Skelly has a track record of building effective teams and managing large-scale infrastructure projects from the development phase through construction and operation. Prior to founding Clean Line Energy, Skelly led the growth of Horizon Wind Energy from family ownership through acquisition by Goldman Sachs and ultimately ownership by EDP; the company is now one of the largest renewable energy companies in the world. During Skelly’s tenure at Horizon, the company originated a portfolio that today accounts for more than 4,000 megawatts of wind projects across the United States. These projects represent six billion dollars of investment and have created thousands of jobs.
Under Skelly’s leadership, Clean Line Energy negotiated a public-private partnership with the U.S. Department of Energy for the construction of the $2.5 billion Plains & Eastern high voltage direct current transmission line. Skelly has led the Clean Line team through successful siting and federal environmental review processes, hundreds of miles of right of way acquisition and strategic alliances with General Electric and numerous other suppliers.

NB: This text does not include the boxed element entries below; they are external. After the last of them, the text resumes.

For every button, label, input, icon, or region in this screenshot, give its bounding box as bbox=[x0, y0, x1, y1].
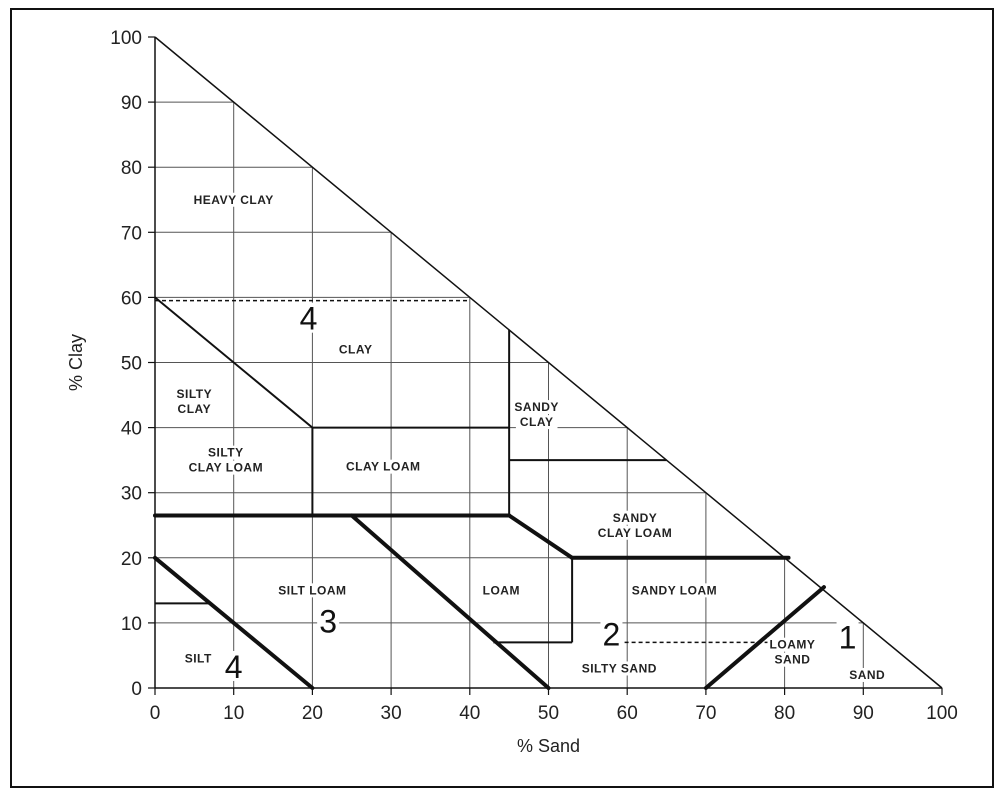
y-axis-label: % Clay bbox=[66, 334, 86, 391]
region-label-text: SANDY LOAM bbox=[632, 583, 717, 597]
region-label-text: SILTY bbox=[208, 446, 244, 460]
region-label-text: LOAMY bbox=[770, 638, 816, 652]
region-label-backing bbox=[184, 460, 268, 475]
region-label-text: SILTY bbox=[177, 387, 213, 401]
y-tick-label: 70 bbox=[121, 223, 142, 244]
region-label-backing bbox=[334, 342, 377, 357]
zone-number-backing bbox=[297, 302, 320, 333]
y-tick-label: 30 bbox=[121, 484, 142, 505]
region-label: SILTY SAND bbox=[573, 661, 666, 676]
y-tick-label: 40 bbox=[121, 419, 142, 440]
zone-number-label: 3 bbox=[319, 603, 337, 639]
region-label-backing bbox=[593, 525, 677, 540]
zone-number-label: 4 bbox=[300, 301, 318, 337]
region-label-text: SAND bbox=[849, 668, 885, 682]
zone-number-backing bbox=[317, 605, 340, 636]
region-label: SAND bbox=[846, 667, 889, 682]
region-label-text: SAND bbox=[774, 653, 810, 667]
zone-number-label: 1 bbox=[839, 620, 857, 656]
region-label-text: CLAY LOAM bbox=[189, 461, 264, 475]
y-tick-label: 90 bbox=[121, 93, 142, 114]
thick-boundary-line bbox=[507, 513, 575, 560]
region-label-backing bbox=[480, 583, 523, 598]
thick-boundary-line bbox=[153, 555, 315, 690]
y-tick-label: 10 bbox=[121, 614, 142, 635]
zone-number-backing bbox=[222, 650, 245, 681]
region-label-backing bbox=[341, 459, 426, 474]
region-label-backing bbox=[771, 652, 814, 667]
region-label: CLAY bbox=[334, 342, 377, 357]
region-label-text: CLAY LOAM bbox=[346, 460, 421, 474]
y-tick-label: 0 bbox=[131, 679, 142, 700]
y-tick-label: 80 bbox=[121, 158, 142, 179]
thin-boundary-line bbox=[154, 296, 314, 429]
thick-boundary-line bbox=[703, 585, 826, 690]
region-label-text: CLAY LOAM bbox=[598, 526, 673, 540]
region-label-text: HEAVY CLAY bbox=[194, 193, 274, 207]
thick-boundary-line bbox=[349, 513, 551, 690]
y-tick-label: 100 bbox=[110, 28, 142, 49]
region-label: CLAY LOAM bbox=[341, 459, 426, 474]
x-tick-label: 30 bbox=[381, 703, 402, 724]
hypotenuse-line bbox=[154, 36, 943, 689]
zone-number-label: 2 bbox=[603, 616, 621, 652]
region-label: HEAVY CLAY bbox=[187, 192, 280, 207]
region-label-backing bbox=[270, 583, 355, 598]
region-label-backing bbox=[515, 415, 558, 430]
region-label-text: CLAY bbox=[339, 342, 373, 356]
region-label-backing bbox=[200, 445, 251, 460]
region-label-text: CLAY bbox=[520, 415, 554, 429]
x-tick-label: 50 bbox=[538, 703, 559, 724]
region-label-text: SILT LOAM bbox=[278, 583, 346, 597]
region-label-text: CLAY bbox=[178, 402, 212, 416]
x-tick-label: 80 bbox=[774, 703, 795, 724]
axes: 0 10 20 30 40 50 60 70 80 90 100 0 10 20 30 40 50 60 70 80 9… bbox=[110, 28, 958, 724]
x-tick-label: 20 bbox=[302, 703, 323, 724]
region-label-backing bbox=[628, 583, 721, 598]
region-label-text: SANDY bbox=[613, 511, 658, 525]
region-label-backing bbox=[169, 387, 220, 402]
region-label: SILT bbox=[177, 651, 220, 666]
x-tick-label: 100 bbox=[926, 703, 958, 724]
region-label-text: SILT bbox=[185, 652, 212, 666]
x-tick-label: 60 bbox=[617, 703, 638, 724]
region-label-backing bbox=[767, 637, 818, 652]
x-axis-label: % Sand bbox=[517, 736, 580, 756]
region-label: SILT LOAM bbox=[270, 583, 355, 598]
y-tick-label: 50 bbox=[121, 354, 142, 375]
x-tick-label: 40 bbox=[459, 703, 480, 724]
x-tick-label: 70 bbox=[695, 703, 716, 724]
region-label-backing bbox=[173, 402, 216, 417]
region-label-text: SILTY SAND bbox=[582, 661, 657, 675]
region-label-backing bbox=[610, 510, 661, 525]
region-label-text: SANDY bbox=[514, 400, 559, 414]
region-label: LOAM bbox=[480, 583, 523, 598]
region-label-text: LOAM bbox=[483, 583, 520, 597]
region-label-backing bbox=[573, 661, 666, 676]
region-label-backing bbox=[177, 651, 220, 666]
region-label: SANDY LOAM bbox=[628, 583, 721, 598]
x-tick-label: 90 bbox=[853, 703, 874, 724]
zone-number-backing bbox=[600, 618, 623, 649]
class-boundaries bbox=[153, 296, 826, 690]
y-tick-label: 20 bbox=[121, 549, 142, 570]
zone-number-label: 4 bbox=[225, 649, 243, 685]
region-label-backing bbox=[187, 192, 280, 207]
region-label-backing bbox=[511, 400, 562, 415]
y-tick-label: 60 bbox=[121, 288, 142, 309]
region-label-backing bbox=[846, 667, 889, 682]
x-tick-label: 10 bbox=[223, 703, 244, 724]
x-tick-label: 0 bbox=[150, 703, 161, 724]
zone-number-backing bbox=[836, 621, 859, 652]
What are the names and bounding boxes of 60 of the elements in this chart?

Skelly holds a B.A. in economics from the University of Notre Dame and an M.B.A. from Harvard Business School. Nationally known as an energy industry leader, Skelly serves on the Board of the American Wind Energy Association. Skelly’s passion for linear infrastructure continues in his hometown of Houston where he serves on several civic boards active in creating 100 plus miles of trails along the city’s bayous and advocating to enhance transportation options. Skelly and his wife Anne live in Firehouse No. 2, a 1910 brick fire station which they recently restored in the East End of Houston.